A Sermon to White America – My prayer

I want to share my prayer that somehow I can get White Americans to listen to the truth from an African-American, about what it feels like to grow up as an African-American.  It flies in the face of words I’ve heard from otherwise very respectful and intelligent people I have known, who spoke about “reverse discrimination” and “discrimination against whites.” The problem is not to attack and insult those people but to suggest that one consider the fact that only an African-American can know what it is like to grow up as an African-American in the US.

Just before I turned 2 years old, Rev. Martin Luther King Jr. was killed, for fighting to end racism in America. For decades African-Americans were victims of terrorism. It went far beyond civil rights being denied. The fact was that they were being murdered and could not get justice in a courtroom.  It is infinitely clear that one should expect that this cultural legacy could not be magically fixed and reversed in a 50 year period.  To this day, voting rights for African-Americans are still being attacked in many states…  there is also the issues related to educational opportunities, which then has an impact on jobs and careers opportunities. Sure there are examples of very successful African-Americans, but that cannot lead to a conclusion that all is well and all is remedied for each and every African-American.
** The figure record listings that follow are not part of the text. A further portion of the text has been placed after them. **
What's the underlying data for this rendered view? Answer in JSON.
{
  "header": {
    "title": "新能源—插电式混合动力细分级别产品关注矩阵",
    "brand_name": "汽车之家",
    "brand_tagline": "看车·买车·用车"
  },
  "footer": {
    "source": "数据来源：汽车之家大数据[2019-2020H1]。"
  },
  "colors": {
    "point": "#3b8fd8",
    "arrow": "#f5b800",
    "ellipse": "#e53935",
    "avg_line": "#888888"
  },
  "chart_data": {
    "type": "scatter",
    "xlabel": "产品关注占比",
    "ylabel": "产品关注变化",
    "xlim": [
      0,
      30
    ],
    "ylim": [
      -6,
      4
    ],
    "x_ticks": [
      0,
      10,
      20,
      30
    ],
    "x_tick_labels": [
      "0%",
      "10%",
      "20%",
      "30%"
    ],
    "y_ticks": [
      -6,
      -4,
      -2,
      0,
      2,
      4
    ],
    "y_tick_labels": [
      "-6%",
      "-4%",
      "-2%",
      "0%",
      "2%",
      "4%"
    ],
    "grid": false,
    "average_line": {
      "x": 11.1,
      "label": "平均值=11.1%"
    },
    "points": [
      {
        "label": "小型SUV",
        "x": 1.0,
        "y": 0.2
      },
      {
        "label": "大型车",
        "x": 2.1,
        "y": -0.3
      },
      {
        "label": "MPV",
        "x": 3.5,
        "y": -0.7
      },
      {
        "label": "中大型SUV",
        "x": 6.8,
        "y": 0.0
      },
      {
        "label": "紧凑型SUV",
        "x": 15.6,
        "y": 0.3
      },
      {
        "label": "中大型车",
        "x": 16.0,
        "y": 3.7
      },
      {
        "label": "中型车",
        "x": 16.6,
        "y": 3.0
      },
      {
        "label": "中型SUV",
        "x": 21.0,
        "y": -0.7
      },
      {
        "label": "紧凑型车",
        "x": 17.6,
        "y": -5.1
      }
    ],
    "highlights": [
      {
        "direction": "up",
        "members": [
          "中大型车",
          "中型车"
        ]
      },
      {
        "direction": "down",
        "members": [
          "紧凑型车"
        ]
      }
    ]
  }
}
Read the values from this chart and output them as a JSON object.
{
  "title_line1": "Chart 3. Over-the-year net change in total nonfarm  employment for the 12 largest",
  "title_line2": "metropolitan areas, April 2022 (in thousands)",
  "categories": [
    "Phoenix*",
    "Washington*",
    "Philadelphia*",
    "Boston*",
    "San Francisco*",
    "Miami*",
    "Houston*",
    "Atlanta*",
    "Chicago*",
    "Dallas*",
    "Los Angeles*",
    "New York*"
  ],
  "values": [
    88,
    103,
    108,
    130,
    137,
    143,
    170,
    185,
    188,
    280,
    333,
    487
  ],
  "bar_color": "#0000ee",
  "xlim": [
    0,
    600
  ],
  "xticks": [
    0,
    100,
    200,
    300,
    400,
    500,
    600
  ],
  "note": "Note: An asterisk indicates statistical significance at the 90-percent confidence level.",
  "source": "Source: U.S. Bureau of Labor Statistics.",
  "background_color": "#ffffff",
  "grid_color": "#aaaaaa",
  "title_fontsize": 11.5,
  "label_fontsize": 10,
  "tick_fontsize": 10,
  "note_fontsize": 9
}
Rational consideration would lead one to conclude that it would take several generations to reverse what came before now.  No one wants to consider the situation of “affirmative action” because (1) it appears to force companies to meet some quota of employment based on a need to reflect the diversity of the population – a situation in reality that only exists when there is proof of active discrimination and (2) it might have the negative impact of creating the impression that the African-American employees are not skilled enough to get a job on their own merits.

Photo of Tears We Cannot Stop A Sermon To White America

Dear Lord, my God:

“I need a miracle.  You know of my long-time hatred for discrimination and Racism.  Every Christian denomination seems to recognize Racism as Evil.  You showed me a book that seemed to speak to my soul.  As I listened to this audiobook, I felt like, as strange as it can seem, like I was wanting to be black.  I don’t mean literally or in the long run, just for that period when I listened.”

“In Tyson’s book, in his words, I didn’t feel like I could relate to the “Whites” with whom he needed to speak.  I do know that I will never fully know what it is like to grow up even today as an African-American.  I have never known the fear of being stopped in a car by a police officer…  a police officer who might jump to conclusions that I represented a threat just based on the color of my skin, the curl of my hair, or other features.”

“I know all about white privilege, whether it is in the courts, or education, or voting.  I know that some Democrats if they were in the majority, would gerrymander districts to get black districts to have more influence without fully appreciating or getting to know the experience of being African-American and what their needs are.  I say some Democrats because it would be illogical to claim knowledge of a whole class of people.”

“So, I know that in Tyson’s book, he says he will make what American’s squirm.  It wasn’t because of a claim that ‘I never enslaved anyone…  or personally harmed a black person.’  I know my ancestors did do this.  I know our great nation has that as our original sin.  I didn’t squirm because somewhere at the core of my being, I shared the same feelings he had against ‘White America.'”

“His words echoed my own thoughts.  I had often wondered where the evil notion of racism first entered the minds of humans.  I felt the effects of racism and discrimination are blatantly still a factor in the lives of African-Americans and other Americans.  I desperately wanted white Americans to actually hear the point of view of African-Americans.  Intuitively, I knew it was different than even a compassionate white person could know.  Only an African-American can know the experience of growing up African-American.”

“So, God, please inspire the hearts of White Americans to listen to this book.  I know that all things are possible with you.  I’ll get copies of the book on audio and then leave it in your hands.”